Petra ignored him. The internal drive to save him, keep him for the sun, was too strong. In fact, the more he struggled, the stronger and more determined she became.
"Stop fighting me," she said through gritted teeth. "Do you want to die?"
"I need to be with her." His accent was strange and unfamiliar.
"You need to be out of the sun!" she returned.
Groaning with the effort, she continued to pull him inside, yanking him back, all the way to the deepest, darkest part of the cave. Once there, she breathed a quick sigh of relief, but it was all he would grant her. The moment she released him-the moment she collapsed in an exhausted heap-he was scrambling to his hands and knees and crawling back toward the mouth, toward the sun.
Dammit! She ran after him, her legs slow and her arms shaking. But she managed to catch him, grab him by the ankles and start the process over again.
"Goddamn you, stop it!" she cried out. "What the hell are you doing?"
"Release me."
She squeezed his ankles even tighter. "You're insane."

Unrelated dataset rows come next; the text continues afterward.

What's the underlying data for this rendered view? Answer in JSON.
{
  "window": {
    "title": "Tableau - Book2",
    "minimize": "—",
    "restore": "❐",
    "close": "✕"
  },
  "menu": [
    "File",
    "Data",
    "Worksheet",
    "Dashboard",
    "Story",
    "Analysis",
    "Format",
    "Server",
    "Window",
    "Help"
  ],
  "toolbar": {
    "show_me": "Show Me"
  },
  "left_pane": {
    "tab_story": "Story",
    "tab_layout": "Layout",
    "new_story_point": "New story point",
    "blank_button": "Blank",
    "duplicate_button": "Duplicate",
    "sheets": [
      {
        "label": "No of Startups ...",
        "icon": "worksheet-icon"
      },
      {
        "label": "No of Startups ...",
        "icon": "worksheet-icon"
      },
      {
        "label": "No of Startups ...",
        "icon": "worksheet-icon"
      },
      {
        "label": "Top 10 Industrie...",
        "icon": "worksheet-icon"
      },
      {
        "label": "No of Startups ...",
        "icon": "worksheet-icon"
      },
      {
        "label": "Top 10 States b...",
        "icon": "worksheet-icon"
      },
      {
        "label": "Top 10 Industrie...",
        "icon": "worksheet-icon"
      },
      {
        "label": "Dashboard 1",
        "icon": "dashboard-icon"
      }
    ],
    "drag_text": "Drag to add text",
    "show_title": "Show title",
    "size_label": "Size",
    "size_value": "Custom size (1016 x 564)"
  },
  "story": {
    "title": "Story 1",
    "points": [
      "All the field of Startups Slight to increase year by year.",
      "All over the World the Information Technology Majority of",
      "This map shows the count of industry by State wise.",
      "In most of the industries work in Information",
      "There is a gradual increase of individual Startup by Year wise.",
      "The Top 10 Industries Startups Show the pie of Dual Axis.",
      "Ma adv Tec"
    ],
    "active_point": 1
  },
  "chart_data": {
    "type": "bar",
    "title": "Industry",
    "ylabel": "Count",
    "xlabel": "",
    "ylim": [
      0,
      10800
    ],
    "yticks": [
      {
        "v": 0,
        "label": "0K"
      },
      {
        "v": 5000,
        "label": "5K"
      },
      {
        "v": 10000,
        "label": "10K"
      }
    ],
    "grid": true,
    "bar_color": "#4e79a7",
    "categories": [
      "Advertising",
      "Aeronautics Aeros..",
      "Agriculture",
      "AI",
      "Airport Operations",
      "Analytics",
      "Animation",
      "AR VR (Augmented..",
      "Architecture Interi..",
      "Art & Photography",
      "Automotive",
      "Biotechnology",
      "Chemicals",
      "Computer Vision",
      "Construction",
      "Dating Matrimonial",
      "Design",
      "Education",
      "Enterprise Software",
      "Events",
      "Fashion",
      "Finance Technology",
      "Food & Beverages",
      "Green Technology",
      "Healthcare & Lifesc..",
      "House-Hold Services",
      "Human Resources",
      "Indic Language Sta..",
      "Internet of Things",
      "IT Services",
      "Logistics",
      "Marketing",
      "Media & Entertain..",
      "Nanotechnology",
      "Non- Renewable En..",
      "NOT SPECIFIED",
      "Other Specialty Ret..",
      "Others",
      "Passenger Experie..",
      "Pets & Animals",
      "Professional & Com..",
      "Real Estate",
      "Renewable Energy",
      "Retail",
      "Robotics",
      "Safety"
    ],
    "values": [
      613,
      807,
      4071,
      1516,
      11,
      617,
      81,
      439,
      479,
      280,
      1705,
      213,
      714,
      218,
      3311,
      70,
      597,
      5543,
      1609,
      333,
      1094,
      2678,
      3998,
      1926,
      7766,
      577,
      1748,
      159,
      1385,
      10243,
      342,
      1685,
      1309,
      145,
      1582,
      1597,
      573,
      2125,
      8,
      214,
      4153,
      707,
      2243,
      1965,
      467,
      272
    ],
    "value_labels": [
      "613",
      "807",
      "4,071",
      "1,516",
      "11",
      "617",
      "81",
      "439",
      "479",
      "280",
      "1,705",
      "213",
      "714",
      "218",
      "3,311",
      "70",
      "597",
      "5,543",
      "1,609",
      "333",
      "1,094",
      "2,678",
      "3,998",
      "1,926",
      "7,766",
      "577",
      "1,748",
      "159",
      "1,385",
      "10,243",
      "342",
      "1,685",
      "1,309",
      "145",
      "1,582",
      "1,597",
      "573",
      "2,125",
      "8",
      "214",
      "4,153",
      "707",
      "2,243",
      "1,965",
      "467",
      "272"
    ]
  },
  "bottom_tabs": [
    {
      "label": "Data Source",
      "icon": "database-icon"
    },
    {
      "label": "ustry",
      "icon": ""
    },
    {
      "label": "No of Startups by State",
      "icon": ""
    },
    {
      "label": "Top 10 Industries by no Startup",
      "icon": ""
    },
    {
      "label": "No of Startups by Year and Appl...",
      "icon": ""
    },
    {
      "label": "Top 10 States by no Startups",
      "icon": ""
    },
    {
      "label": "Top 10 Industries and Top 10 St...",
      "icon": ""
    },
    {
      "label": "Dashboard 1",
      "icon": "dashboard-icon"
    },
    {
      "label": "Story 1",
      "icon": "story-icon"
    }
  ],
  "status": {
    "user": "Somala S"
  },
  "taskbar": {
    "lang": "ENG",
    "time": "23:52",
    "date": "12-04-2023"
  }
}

"I have to see her," he said, his voice hoarse and desperate as he fought to move forward. "I can't make that mistake again."
Panting, she continued to try and haul him back toward the cool darkness. "What mistake?" But it was like trying to rein in a charging bull.
"I thought she was dead once before," he said, nearly at the mouth of the cave-nearly in the path of the sun. "I have to see her."
It was all she could do. Petra leaped on top of him, taking the sun's rays upon her. The male cursed and moaned, but ceased his struggle as he stared straight ahead. Petra lifted her gaze, wanting to know what had changed his manic need to get outside, get to the female. But when she saw it, she gasped with horror and shock. The female's body was gone. Only a pile of sparkling black ash remained. Black ash that, before their very eyes, was rising slowly into the air and little by little blowing away on the morning breeze.
Her breath catching in her throat, Petra watched until the very last bit of ash was gone. Then silence followed. The wind calmed. Not even a single heartbeat sounded.
Slowly, Petra rolled off the male, trying to make sense of what she'd just witnessed. She knew magic, she knew the amazing gift that was shifting from human to animal, but never in her life had she seen anything like that.
"I should've gone with her," the male rasped miserably, crawling over to a patch of shade against the cave wall.
"No." It was all she could say in her state of confusion. Confused by him, by her own actions, what she'd just seen.
He glanced up to look at her, his face and neck destroyed by the sun, but his dark eyes wet and swimming in misery. "You have never known the wondrous and debilitating depth of love, have you, Veana?"
Veana? The male spoke in a different dialect-or was it madness?
She was about to answer him, tell him she didn't know what a veana was, but that she had a family and knew all about love, when his eyes rolled back in his head and he collapsed on the floor of the cave.